WHY BABY PLANTS BACK INTO THE WORLD

Most plants back into the world out of the seed like that. Why? To protect their tender first leaves. Suppose you were taking some very valuable thing, easily injured—baby brother, say—through a swinging door and you had to use both hands to carry him. You wouldn't open the door by pushing that dear, little tender head of his against it, would you? You'd open it by backing through.

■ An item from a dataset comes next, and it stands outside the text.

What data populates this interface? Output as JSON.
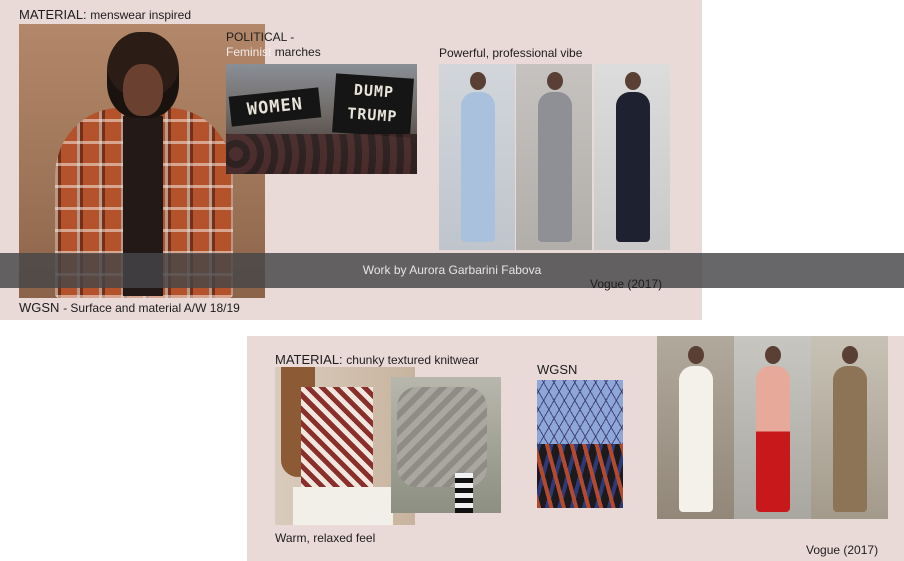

Mr. Darwin was a wonderful hand at that sort of thing—getting nature people to tell their stories. He was an inventor, like Mr. Edison; only, instead of inventing telephones for human beings to talk with, he invented ways of talking for nature people. You saw how he fixed it so that the earthworms could tell what they knew about geometry and botany. Well, in the case of the roots, what did he do one day but take a piece of glass, smoke it all over with lampblack—you'd have thought he was going to look at an eclipse—and then set it so that Mr. Root could use it as a kind of writing-desk. In a hitching, jerky sort of way roots turn round and round as they grow forward. In the ground, to be sure, a root can't move as freely nor as fast as it did out in the open and over this smooth glass, but it does turn, slowly, little by little. The very first change in a growing seed is the putting out of a tiny root, and from the first this root feels its way along, like one trying to find something in a dark room. Thus it searches out the most mellow soil and also any little cracks down which it can pass.

CHARLES DARWIN

The great naturalist.

"Here's a fine opening for a live young chap," we can imagine one of these roots saying when it comes to an empty earthworm's burrow or a vacancy left by some other little root that has decayed and gone away. Roots always help themselves, when they can, to ready-made openings, and it is this round-and-round motion that enables them to find these openings.

But even this isn't all. A root not only moves forward and bends down—so that it may always keep under cover and away from the light—but it has a kind of rocking motion, swinging back and forth, like a winding river between its banks, and for a somewhat similar reason.